Last year, my company Ladybrille Magazine had the privilege of being one of two African publications, the other was Ovation International, to cover the BET 2010 Awards. The event marked the inauguration of the BET Best International Act, Africa category. I was so excited to see Africans finally get the recognition they deserved. Acting in behalf of my company, I made sure we provided extensive coverage of the pre-show events leading up to and post event.
What made it even more exciting was that, literally, a continent full of African citizens were on Twitter and Facebook, many staying up late to catch the awards and see their stars on stage, finally. They waited to watch these nominated African acts get their spotlight on stage but that never happened. What happened? What these extremely talented and popular acts backed by a continent of over 800million people received was 2-3mins spotlight, at best, on BET’s one hourly daily show 106 & Park, of which Nick Canon, the host, acted with nothing short of “oshiness” (foolishness) with his (remarks) of what kinds of entertainment content Africans were exposed to on the continent. Further, pre and post show, it was disheartening to see the lack of interest in Africa’s extremely talented stars by the media.
The media present simply did not know who these talents were; and BET Network did not appear to have delegated a budget or allocate some resources to promote and advertise these talents or give them their due, the same way it did other nominees nominated. The acts managed to snag an interview on the Wendy Williams show but that did not air (on BET’s USA network and only surfaced online (in a social media day and age, a year later), after the show and it wasn’t even the full audience experience thing.
This year, I did not attend the event.

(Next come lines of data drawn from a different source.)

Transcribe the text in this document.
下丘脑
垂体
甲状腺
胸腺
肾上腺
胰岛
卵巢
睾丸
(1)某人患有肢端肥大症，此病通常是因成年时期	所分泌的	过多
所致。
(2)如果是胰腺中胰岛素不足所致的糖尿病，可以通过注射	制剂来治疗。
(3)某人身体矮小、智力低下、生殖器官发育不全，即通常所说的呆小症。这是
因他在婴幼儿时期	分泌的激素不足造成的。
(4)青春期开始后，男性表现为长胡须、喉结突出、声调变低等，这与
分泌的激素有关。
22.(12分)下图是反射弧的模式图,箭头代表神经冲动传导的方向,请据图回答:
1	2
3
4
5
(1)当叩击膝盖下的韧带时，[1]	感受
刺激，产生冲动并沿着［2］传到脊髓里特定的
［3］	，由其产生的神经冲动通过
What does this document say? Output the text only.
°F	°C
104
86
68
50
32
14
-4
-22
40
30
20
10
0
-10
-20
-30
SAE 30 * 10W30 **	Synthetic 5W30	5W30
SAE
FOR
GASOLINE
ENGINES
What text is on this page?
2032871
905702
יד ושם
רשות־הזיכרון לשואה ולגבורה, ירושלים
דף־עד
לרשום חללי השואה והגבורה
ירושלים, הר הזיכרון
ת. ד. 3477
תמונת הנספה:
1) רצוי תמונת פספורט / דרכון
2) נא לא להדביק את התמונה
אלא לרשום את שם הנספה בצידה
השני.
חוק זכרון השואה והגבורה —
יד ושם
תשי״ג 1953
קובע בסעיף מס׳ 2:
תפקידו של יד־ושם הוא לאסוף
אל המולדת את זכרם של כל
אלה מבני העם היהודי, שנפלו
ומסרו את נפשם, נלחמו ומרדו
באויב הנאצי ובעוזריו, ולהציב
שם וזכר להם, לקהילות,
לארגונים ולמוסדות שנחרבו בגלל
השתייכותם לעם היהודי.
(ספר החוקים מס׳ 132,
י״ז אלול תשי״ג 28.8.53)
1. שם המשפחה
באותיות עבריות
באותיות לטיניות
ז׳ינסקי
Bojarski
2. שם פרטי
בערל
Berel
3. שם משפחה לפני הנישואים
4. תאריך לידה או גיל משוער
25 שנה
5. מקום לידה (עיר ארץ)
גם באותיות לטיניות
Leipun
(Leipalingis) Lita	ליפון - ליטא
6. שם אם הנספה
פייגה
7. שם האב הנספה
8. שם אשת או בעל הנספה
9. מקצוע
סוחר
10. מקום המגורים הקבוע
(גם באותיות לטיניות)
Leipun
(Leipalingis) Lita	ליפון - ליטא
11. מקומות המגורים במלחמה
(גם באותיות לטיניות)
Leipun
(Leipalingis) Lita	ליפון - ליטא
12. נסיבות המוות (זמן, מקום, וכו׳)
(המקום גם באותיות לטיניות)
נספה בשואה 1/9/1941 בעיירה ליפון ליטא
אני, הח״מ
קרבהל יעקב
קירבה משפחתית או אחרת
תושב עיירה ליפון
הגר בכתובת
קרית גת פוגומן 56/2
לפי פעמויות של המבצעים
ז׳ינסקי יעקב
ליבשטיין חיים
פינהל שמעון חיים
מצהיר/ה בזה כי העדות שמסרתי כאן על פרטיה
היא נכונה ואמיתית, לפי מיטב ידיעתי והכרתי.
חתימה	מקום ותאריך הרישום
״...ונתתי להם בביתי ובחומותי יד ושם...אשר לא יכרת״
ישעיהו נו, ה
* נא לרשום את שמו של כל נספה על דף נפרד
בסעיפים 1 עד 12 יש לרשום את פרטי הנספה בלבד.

Nevertheless, I was excited hoping that the network would provide a meaningful opportunity for these stars to shine, on stage, in the USA. When they show up here in the USA, BET can afford to give them one minute of its time on stage for a continent waiting and Africans in the diaspora to be inspired and also beam proudly, among other things. Even if it means all African nominees stepping up to the stage to present an award or say a few words, that is fine.
That did not happen. Instead, once again, its a few minutes on 106 & Park. Nothing meaningful in terms of questions and real introduction to a very important music market, America.
Thankfully, this year, D’Banj signed to GOOD Music just about the same time of all that BET excitement was happening. D’Banj single-handedly, has made mainstream America actually pay attention to Africa.
This makes me wonder, is it time for Africans to get their own African Music Awards, USA? I always wonder, especially as one with an African heritage, why Africans always seem to wait for others to validate their worth. Africa and Africans do not need Western validation. Africans in the USA are a very important demographic and so is the entire continent of Africa filled with African citizens. I feel like I would be belaboring the point to get into detailed analysis and numbers but please google “Africa” and “growth” and see what results you get.
The rapidly expanding investment opportunities in Africa, alone, has many Americans tripping over themselves in an effort to see who gets into the continent, first. Why do Africans always have to wait to be validated?
I think it is time for an African Music Awards, USA. Africans in America who have the event production experience or can afford to hire an events production company, along with those in the music and entertainment business can and should collaborate to create a credible music award show in the USA.
Finding a sponsor for such event, especially a mobile technology company both within and outside the USA, should not be a challenge. What about the media mogul Nduka Obaigbena and many Africans like him who can pull this off? Staging an Arise Africa Music Awards, USA or an Ovation Africa Music Awards, USA where these big players invest and help command the attention Africa deserves, right here on American soil, is a start. It really is getting ridiculous, especially in an age of an explosive African music revolution, to continue to sit and wait on the sidelines to be validated.
African artists and industry professionals, do you want a music awards in the USA, do you want to be televised nationwide, in the USA? Then, go do it yourselves because no one is going to do it for you.
End of story.
NOTE: For the host Gracie Phoenix who says African artists need to do more songs in English, there are so many African artists who do songs exclusively in English. They can be found across the continent and especially in the big African music markets: South Africa, Nigeria, Ghana and Kenya.